The authors of Social Communication in Advertising are rock stars in the world of communication studies. Now, the University of Windsor’s Kyle Asquith is one of those celebrities, too.
Dr. Asquith, an associate professor in the Department of Communications, Media and Film and assistant dean in the Faculty of Arts, Humanities and Social Science, has revised what is considered an essential text for students around the globe. He wrote new chapters and updated the existing material to make it more relevant to the current media environment, all in time for this fourth edition to become required reading for communication studies and sociology students this semester.
The authors’ names are “synonymous with critical advertising studies,” Asquith said, explaining he was in kindergarten when the first edition was published in 1986. He said he first encountered the text in his undergraduate years and cited it in his Master’s and doctoral work.
“It’s truly an honour to have my name attached to this classic.”
It has been a big year on the publishing front for Asquith, who joined the campus in 2012. He also put out Advertising, Consumer Culture & Canadian Society: A Reader. Through 16 chapters, each written by different scholars, the collection explores the connections between advertising and Canada’s national psyche.

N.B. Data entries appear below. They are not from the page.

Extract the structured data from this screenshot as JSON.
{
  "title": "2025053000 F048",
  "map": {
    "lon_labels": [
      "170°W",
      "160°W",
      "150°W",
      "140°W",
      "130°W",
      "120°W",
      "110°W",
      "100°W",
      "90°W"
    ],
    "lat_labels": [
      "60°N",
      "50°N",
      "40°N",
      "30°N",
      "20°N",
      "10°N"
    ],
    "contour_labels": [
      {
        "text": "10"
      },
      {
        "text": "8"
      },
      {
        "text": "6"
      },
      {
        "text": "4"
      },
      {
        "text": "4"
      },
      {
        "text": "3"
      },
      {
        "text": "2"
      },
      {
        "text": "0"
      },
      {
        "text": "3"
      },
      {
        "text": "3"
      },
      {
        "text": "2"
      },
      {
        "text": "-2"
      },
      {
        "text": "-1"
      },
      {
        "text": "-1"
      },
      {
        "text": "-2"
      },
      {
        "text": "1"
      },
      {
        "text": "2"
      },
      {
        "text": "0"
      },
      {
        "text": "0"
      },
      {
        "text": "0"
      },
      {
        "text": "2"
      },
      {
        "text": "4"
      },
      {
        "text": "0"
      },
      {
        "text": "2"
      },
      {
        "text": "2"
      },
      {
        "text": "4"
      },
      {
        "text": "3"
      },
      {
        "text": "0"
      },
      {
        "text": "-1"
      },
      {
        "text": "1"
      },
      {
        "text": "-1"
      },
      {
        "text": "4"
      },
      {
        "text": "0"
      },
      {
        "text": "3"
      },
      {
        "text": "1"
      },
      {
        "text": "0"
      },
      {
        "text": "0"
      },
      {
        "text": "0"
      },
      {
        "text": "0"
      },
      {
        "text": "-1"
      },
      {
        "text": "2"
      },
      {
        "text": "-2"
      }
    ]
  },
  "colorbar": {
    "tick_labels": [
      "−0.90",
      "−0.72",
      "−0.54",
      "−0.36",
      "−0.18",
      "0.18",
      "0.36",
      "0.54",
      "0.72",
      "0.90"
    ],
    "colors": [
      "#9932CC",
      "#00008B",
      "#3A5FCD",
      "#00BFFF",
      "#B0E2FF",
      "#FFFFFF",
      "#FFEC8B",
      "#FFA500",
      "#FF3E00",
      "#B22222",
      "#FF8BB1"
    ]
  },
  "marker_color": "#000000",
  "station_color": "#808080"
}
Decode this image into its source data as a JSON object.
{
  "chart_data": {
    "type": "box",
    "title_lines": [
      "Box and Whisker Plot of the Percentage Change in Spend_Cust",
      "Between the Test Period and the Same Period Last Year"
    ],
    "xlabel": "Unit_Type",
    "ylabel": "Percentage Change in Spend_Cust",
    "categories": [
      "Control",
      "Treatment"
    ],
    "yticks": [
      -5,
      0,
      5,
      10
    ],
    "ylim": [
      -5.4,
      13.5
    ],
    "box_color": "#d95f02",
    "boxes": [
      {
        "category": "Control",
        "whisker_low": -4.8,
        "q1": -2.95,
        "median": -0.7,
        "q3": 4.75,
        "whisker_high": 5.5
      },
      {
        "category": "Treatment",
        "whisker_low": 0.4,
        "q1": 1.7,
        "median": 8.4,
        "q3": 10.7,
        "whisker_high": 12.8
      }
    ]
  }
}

One chapter delves into why Tim Hortons is tied to Canadian nationalism. Another looks at Hudson’s Bay Company’s branding as a message of colonialism and symbolic annihilation of Indigenous history. Yet another examines how Canadian department stores were sites for race and class divides.
“It’s unique for being Canadian,” Asquith said of the book. “There was never a Canadian alternative.”
Until now, students learning about advertising in a cultural context had to be content reading about Nike and Budweiser. Asquith’s new collection instead contains chapters on Canadian-founded companies Molson, Lululemon and MAC Cosmetics.
While Asquith began working on the collection about two years ago, he wrote a chapter of his own and completed Social Communication in Advertising last year while he held a Humanities Research Group fellowship.